I’m not hanging around D anymore.  It’s been a couple of days. 

I notice that when I’m on my own, I always seek out human interaction.  If I am not immediately accepted I tend to feel bad.  It’s not good to be so approval seeking.

This morning I sought approval/interaction with a couple of homeless people I know.  They always say hello to me but today I tried to get them in a conversation and they were having none of it.  They looked tired.  I guess a lot of homeless people are just caught up in their own business and don’t have the energy for others.  There were a lot of homeless people around…waiting in line for something…but no one was talking to each other. 

There are also trust issues.  Even among the more normal of us free-sleepers, there are probably some neurosis.  Just having the title “homeless” is a head trip, I think.  That’s why I have always called my situation free-sleeping.  It is so much more empowering.  I am not operating from a lack or a -less.  I am getting something for free because I’m not caught up in needing a house or apartment for security.
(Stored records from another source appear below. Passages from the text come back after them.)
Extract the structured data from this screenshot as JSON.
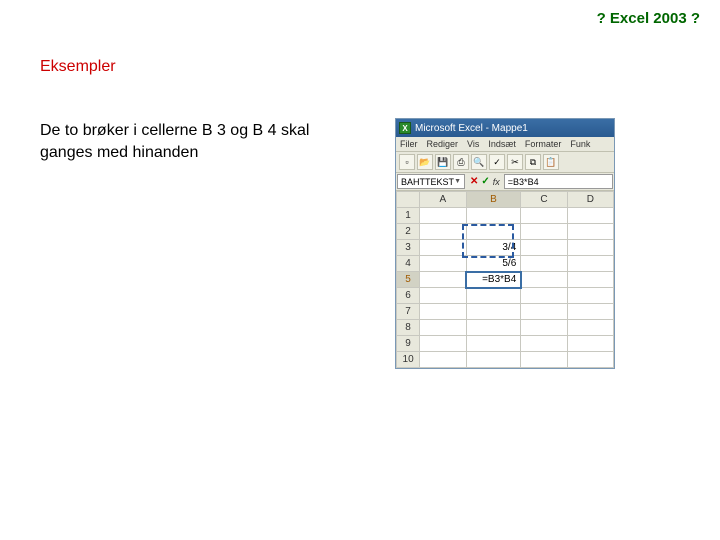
{
  "header": {
    "title": "? Excel 2003 ?"
  },
  "subtitle": "Eksempler",
  "body": "De to brøker i cellerne B 3 og B 4 skal ganges med hinanden",
  "excel": {
    "app_title": "Microsoft Excel - Mappe1",
    "menu": [
      "Filer",
      "Rediger",
      "Vis",
      "Indsæt",
      "Formater",
      "Funk"
    ],
    "name_box": "BAHTTEKST",
    "formula": "=B3*B4",
    "columns": [
      "A",
      "B",
      "C",
      "D"
    ],
    "rows": [
      "1",
      "2",
      "3",
      "4",
      "5",
      "6",
      "7",
      "8",
      "9",
      "10"
    ],
    "cells": {
      "B3": "3/4",
      "B4": "5/6",
      "B5": "=B3*B4"
    },
    "active_row": "5",
    "active_col": "B"
  }
}
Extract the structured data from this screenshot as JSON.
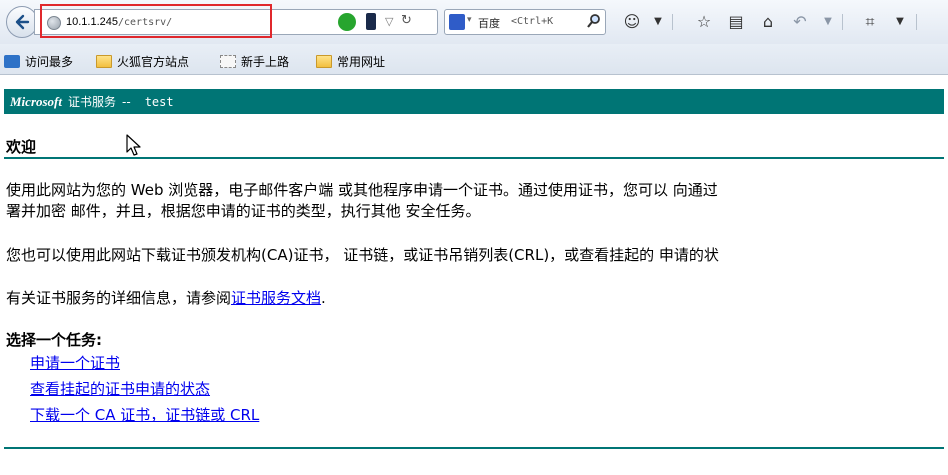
{
  "browser": {
    "url_host": "10.1.1.245",
    "url_path": "/certsrv/",
    "search_engine": "百度",
    "search_placeholder": "<Ctrl+K",
    "icons": [
      "back-icon",
      "globe-icon",
      "go-icon",
      "mobile-icon",
      "dropdown-icon",
      "reload-icon",
      "baidu-icon",
      "search-icon",
      "addon-icon",
      "star-icon",
      "reader-icon",
      "home-icon",
      "undo-icon",
      "crop-icon"
    ]
  },
  "bookmarks": [
    {
      "label": "访问最多",
      "icon": "most-visited-icon"
    },
    {
      "label": "火狐官方站点",
      "icon": "folder-icon"
    },
    {
      "label": "新手上路",
      "icon": "dashed-folder-icon"
    },
    {
      "label": "常用网址",
      "icon": "folder-icon"
    }
  ],
  "page": {
    "brand": "Microsoft",
    "service": "证书服务",
    "separator": "--",
    "host": "test",
    "welcome": "欢迎",
    "p1_line1": "使用此网站为您的 Web 浏览器，电子邮件客户端 或其他程序申请一个证书。通过使用证书，您可以 向通过",
    "p1_line2": "署并加密 邮件，并且，根据您申请的证书的类型，执行其他 安全任务。",
    "p2": "您也可以使用此网站下载证书颁发机构(CA)证书， 证书链，或证书吊销列表(CRL)，或查看挂起的 申请的状",
    "p3_prefix": "有关证书服务的详细信息，请参阅",
    "p3_link": "证书服务文档",
    "p3_suffix": ".",
    "task_title": "选择一个任务:",
    "tasks": [
      "申请一个证书",
      "查看挂起的证书申请的状态",
      "下载一个 CA 证书，证书链或 CRL"
    ]
  },
  "colors": {
    "banner": "#007575",
    "link": "#0000ee",
    "highlight": "#e0282c"
  }
}
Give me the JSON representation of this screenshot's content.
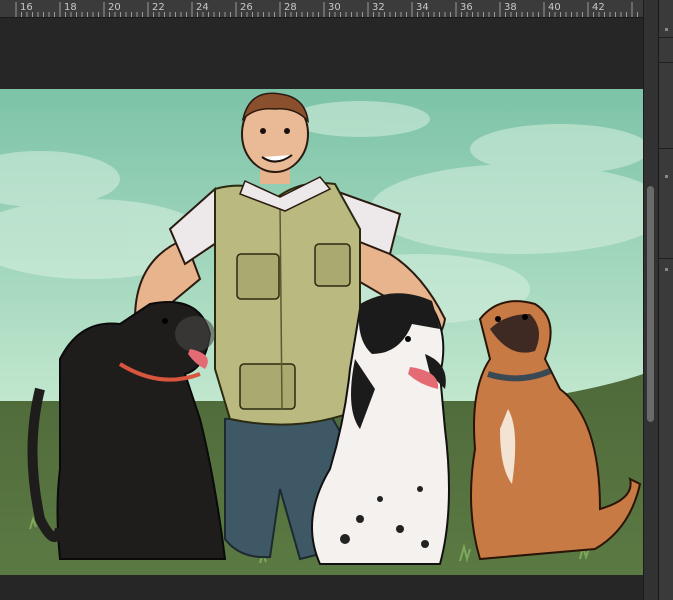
{
  "ruler": {
    "ticks": [
      "16",
      "18",
      "20",
      "22",
      "24",
      "26",
      "28",
      "30",
      "32",
      "34",
      "36",
      "38",
      "40",
      "42"
    ]
  },
  "artwork": {
    "subject": "illustration"
  }
}
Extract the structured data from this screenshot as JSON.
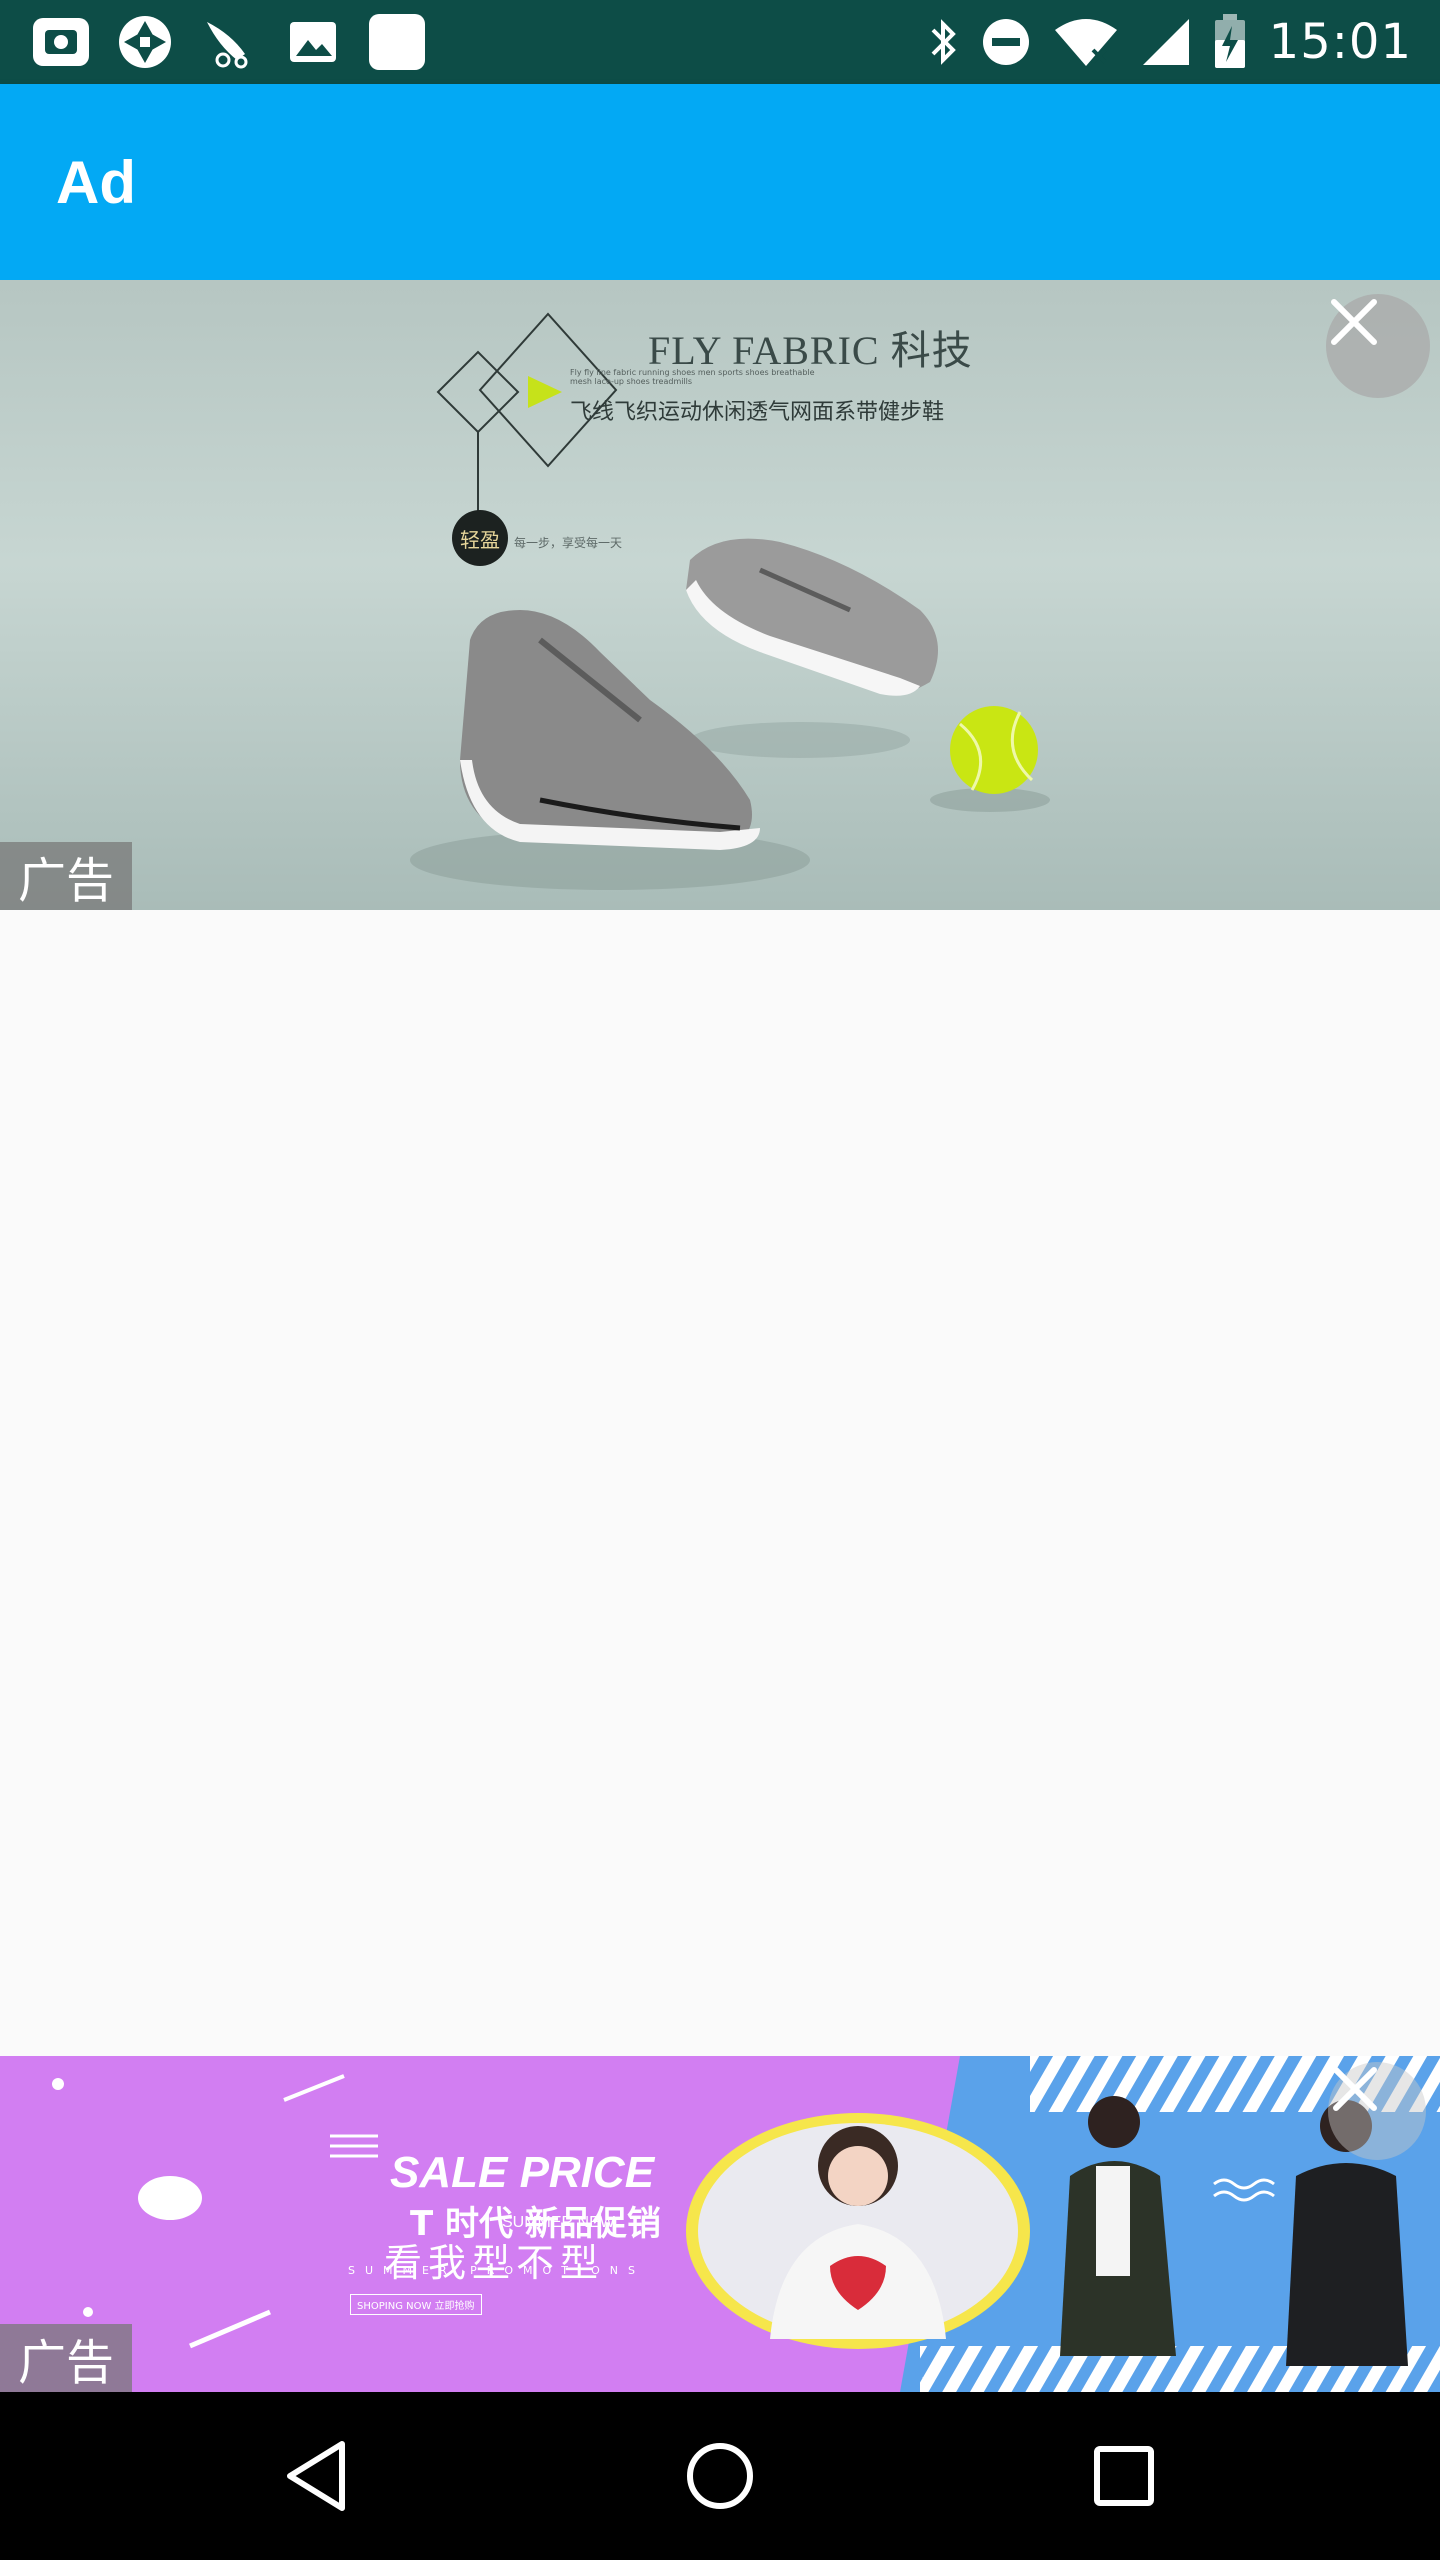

Still, as I’ve mentioned recently, I am ready to move on from this experience.  I LOVE that I have been a successful free-sleeper.  I will never have to fear “homelessness” because I know I can survive it and even enjoy my life while free-sleeping. 

The reason I want to be housed is so I can live with someone or someones.  I don’t like feeling alone in the world, especially at night. 

I also miss privacy.  A shower, my own toilet etc.  I like being able to touch my toes for a stretch without anyone looking at me and wondering what I’m doing.  I like being able to get up at any hour of the night if I can’t sleep and jumping on the computer or reading for awhile without worrying about anyone seeing my light. 

A friend suggested I ask another friend who lives in a lovely home if I can rent a room from her for cheap.  (like around $400)  I seriously considered doing this.  Then I sat down with my budget again andrealized (again) if I did this, I wouldn’t have money to improve my business, buy clothes, fix my van, or do anything but eat and sleep. 

So, I’ve got to improve my business A LOT so I can earn more money.

I am sloooowly raising my prices for current clients-if I go too quickly I will lose them.  And I am trying to bring new clients on at better prices.  I need to be a Premier ________(what I do for business) not the Budget ___________.

So I am doing a bunch of things that don’t cost a whole lot, that will put me (I hope) into that category.

It is mentally hard for me to push myself like this.  But I ask myself, why are some people, that have the same business as me, making twice (or more) as much money than me? 

Well, I guess I’d better get to work now.  Thanks for reading.